To add to this puzzle I have another machine, long story don’t ask unless you want to give it a good home, that had a very similar motor. It is a 4 pole single phase dual voltage 1720 RPM but it is 3 HP. I mention this because it has a fwd/rev switch already wired in that I can peak at to help wrap my mind around the physical application compared to the theoretical.
Now, as I understand it, if I feed the start winding from the other side it will change the rotation. Please insert corrections here. As a more practical application, if I swap leads in 5 and 6 in the wiring diagram then that should change the direction of rotation. Correct? Insert more corrections here. That leads me to a problem with my specific application in that I have 4 terminal bars in the motor junction and 3 are used. Further more the brass bars are molded into the unit and not removable. How would I wire the motor in this application? When I say how would I wire it, I mean all the way back to the 4 line wires coming in. I understand that it would be 3 line (2 hot 1 neutral) and then the green ground. The green ground gets bounded to the box at each of the stops along the way (drum switch and then motor casing). With the other 3 (black red and white) carrying the current. How many terminals on the drum switch? I have seen 8 12 and 16 terminal variations, with my thought being an 8 terminal being correct for this application.
What are the errors of my ways? If I have to change windings or go beyond the changing of some wire’s in the junction box, I would rather spend the money and look seriously at 3 phase and VFD. I get little time and want to progress as I mentioned in the original post. If I can make a few wiring changes, let do it.
@RJSakowski I saw your article before I had full grasp on how things work and it seemed more than I could chew on both in terms of skill set and mental capacity. Might be different now but you are much braver than I am at this point.
@Eddyde The video you posted is good but it did not speak to me like the others I posted I have however watched it.

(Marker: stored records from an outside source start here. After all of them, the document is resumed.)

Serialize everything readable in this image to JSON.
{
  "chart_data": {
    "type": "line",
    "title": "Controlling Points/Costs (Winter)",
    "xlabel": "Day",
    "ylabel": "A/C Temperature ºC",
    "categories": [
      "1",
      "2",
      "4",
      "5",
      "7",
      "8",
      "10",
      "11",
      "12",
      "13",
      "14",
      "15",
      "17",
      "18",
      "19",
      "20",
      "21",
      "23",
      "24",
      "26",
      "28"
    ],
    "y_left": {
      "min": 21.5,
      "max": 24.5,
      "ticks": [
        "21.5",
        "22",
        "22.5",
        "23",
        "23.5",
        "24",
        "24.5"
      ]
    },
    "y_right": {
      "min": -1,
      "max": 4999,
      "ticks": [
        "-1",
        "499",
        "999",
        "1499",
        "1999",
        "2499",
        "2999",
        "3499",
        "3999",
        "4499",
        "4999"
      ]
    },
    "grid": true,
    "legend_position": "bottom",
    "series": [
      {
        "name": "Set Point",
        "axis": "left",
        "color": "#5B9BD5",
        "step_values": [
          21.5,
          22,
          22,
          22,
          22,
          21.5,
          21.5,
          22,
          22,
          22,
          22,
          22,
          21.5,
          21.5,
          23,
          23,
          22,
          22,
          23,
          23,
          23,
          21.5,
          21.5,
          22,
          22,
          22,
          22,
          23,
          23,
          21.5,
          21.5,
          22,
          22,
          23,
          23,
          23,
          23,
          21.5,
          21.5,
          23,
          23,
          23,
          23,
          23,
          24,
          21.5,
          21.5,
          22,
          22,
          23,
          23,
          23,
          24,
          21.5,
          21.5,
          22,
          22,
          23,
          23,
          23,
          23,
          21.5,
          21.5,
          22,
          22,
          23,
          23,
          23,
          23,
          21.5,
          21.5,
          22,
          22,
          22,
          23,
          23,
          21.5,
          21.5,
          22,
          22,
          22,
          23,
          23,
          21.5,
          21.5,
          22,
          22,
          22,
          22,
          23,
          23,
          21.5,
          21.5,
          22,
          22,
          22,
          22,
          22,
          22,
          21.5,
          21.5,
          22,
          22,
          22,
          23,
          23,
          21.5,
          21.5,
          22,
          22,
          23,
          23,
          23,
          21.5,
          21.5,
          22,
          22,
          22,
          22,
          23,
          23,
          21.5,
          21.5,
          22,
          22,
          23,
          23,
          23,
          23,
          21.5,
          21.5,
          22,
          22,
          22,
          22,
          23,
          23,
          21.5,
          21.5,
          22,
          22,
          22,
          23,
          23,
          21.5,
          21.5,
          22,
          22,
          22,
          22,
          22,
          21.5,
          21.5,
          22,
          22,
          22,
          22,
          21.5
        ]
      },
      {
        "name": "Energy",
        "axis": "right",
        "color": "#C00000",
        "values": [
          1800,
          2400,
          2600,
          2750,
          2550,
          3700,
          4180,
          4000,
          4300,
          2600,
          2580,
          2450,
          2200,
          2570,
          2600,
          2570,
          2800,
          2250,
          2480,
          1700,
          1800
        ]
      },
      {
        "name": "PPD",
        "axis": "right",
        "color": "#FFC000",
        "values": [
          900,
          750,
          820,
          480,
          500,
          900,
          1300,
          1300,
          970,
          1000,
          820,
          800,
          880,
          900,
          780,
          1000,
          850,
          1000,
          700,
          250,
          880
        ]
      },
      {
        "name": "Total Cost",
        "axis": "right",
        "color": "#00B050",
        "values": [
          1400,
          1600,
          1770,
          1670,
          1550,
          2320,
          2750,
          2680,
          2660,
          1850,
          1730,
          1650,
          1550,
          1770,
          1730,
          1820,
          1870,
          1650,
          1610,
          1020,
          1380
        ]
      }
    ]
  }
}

@Ulma Doctor You sir have been a help. I watched your videos on the lubrication of your Shen Wei lathe which happens to be a be fundamentally the same as my Lantaine LAM 350B 10x24 lathe. It was a good guide to maintaining my machine once I get here QCGB back together so that I can try and get that machine running. I thought I had it all lined up last week but the thrust bearing I ordered were wrong so I am waiting those to finalize that. I am guessing that your post about he SSR switch would answer the drum switch question from above. I will try to look at that when I get a minute.
Thank you to everyone has replied and anyone that will reply to this post. I however go back to work tomorrow and don’t get more than 24 hours off at any one time April 1st. My day job is running around on the ambulance causing trouble so I swing back into that shift work staring tomorrow and will not be able to get much productive time in the garage or keeping track of progress here. Just don't want anyone to think I abandoned the topic or lost interest. As Arnold would say “I’ll be back.”